A thread, a freakin’ twist of red in her data field.
Her hands stilled mid-zip. Her head tilted.
An anomaly.
Her HUD flared to life across her inner vision. Someone, or something, was worming its way through the shared security architecture she oversaw between Sable HQ and the Pegasi United Galactic Army.
She blinked, and the glitter of her dress faded, overwritten by spectral gold threads as she summoned her complete interface.
Firewalls screamed. She flung up blocks. Redirected nodes. Routed power from SableNet’s deep core.
A freakin’ hack?
It was slick, aggressive, masked under innocuous surveillance requests.
As fast as it began, it vanished.
She froze, parsing the withdrawal.
It was an unauthorized attempt, but not contained, nor thwarted by her, as she hadn’t had the chance even to lift a nanite.
This was a voluntary retreat.
‘ Fokk me,’ she whispered, one high-heeled foot planted, one still hovering mid-step.
‘That wasn’t just any breach, it was a distraction,’ she murmured to herself. ‘A flash-and-scramble to keep me distracted while another action beneath it went into play, a stealthed and fast infiltration.’
‘What or who the hell were you covering for?’
Her golden eyes flicked across the dozens of systems she monitored.
She found no evidence of red flags, zero collapsed threads, only subtle anomalies, microscopic wraiths, and a whisper of shifting cipher.
She narrowed her eyes.
This wasn’t the time for paranoia.
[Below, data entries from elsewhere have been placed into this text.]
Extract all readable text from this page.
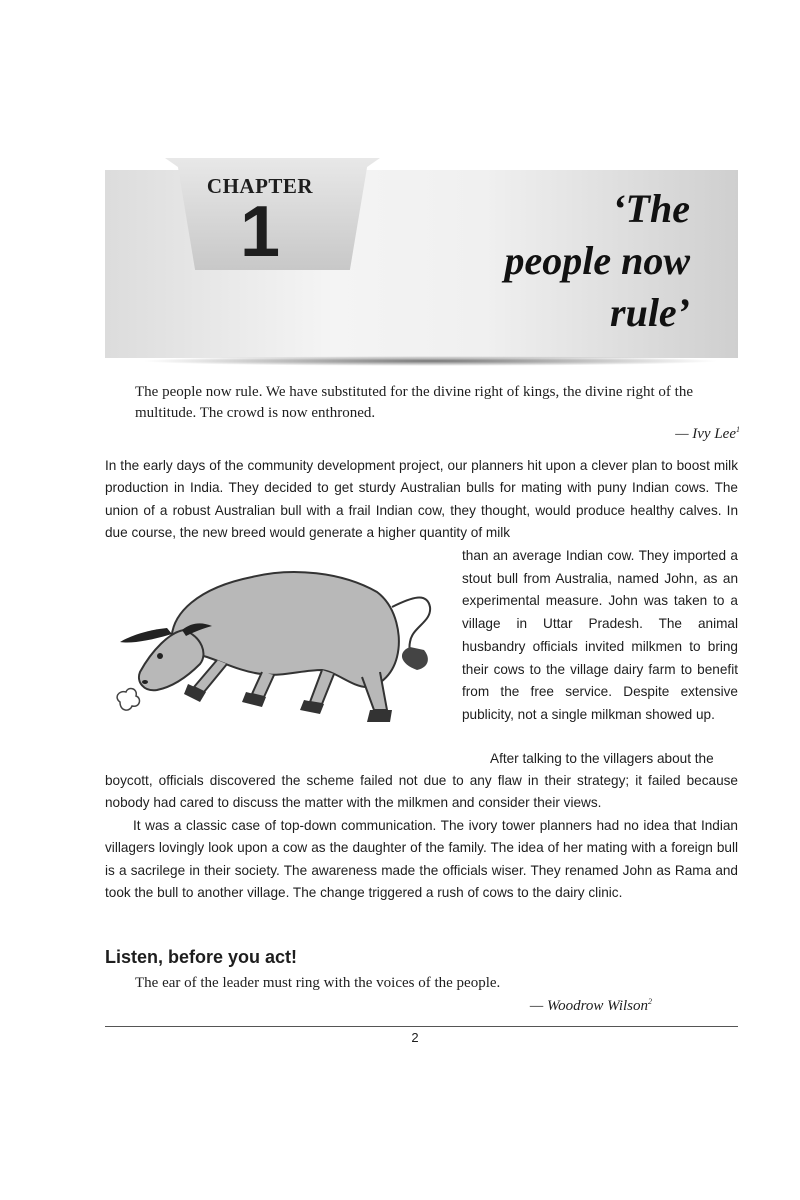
CHAPTER
1	‘The
people now
rule’
The people now rule. We have substituted for the divine right of kings, the divine right of the multitude. The crowd is now enthroned.
— Ivy Lee$^1$
In the early days of the community development project, our planners hit upon a clever plan to boost milk production in India. They decided to get sturdy Australian bulls for mating with puny Indian cows. The union of a robust Australian bull with a frail Indian cow, they thought, would produce healthy calves. In due course, the new breed would generate a higher quantity of milk
than an average Indian cow. They imported a stout bull from Australia, named John, as an experimental measure. John was taken to a village in Uttar Pradesh. The animal husbandry officials invited milkmen to bring their cows to the village dairy farm to benefit from the free service. Despite extensive publicity, not a single milkman showed up.
After talking to the villagers about the
boycott, officials discovered the scheme failed not due to any flaw in their strategy; it failed because nobody had cared to discuss the matter with the milkmen and consider their views.
It was a classic case of top-down communication. The ivory tower planners had no idea that Indian villagers lovingly look upon a cow as the daughter of the family. The idea of her mating with a foreign bull is a sacrilege in their society. The awareness made the officials wiser. They renamed John as Rama and took the bull to another village. The change triggered a rush of cows to the dairy clinic.
Listen, before you act!
The ear of the leader must ring with the voices of the people.
— Woodrow Wilson$^2$
2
Not yet, but it was time to ask questions. She’d have to loop in Kainan, Zane, maybe even Rina at dawn.
‘ Fokk me,’ she muttered, spinning on her heel.
The sequinned dress dissolved around her like moonlight, strands of code fracturing her physical form.
She shimmered, her features disassembling into a constellation of living data, dispersing into the glowing matrix of her chamber.
The room pulsed as her reset protocols kicked in.
At her core, however, a seed of suspicion surged, and Mirage took note, never prone to forget an incursion, not even the momentary, fleeting attempts.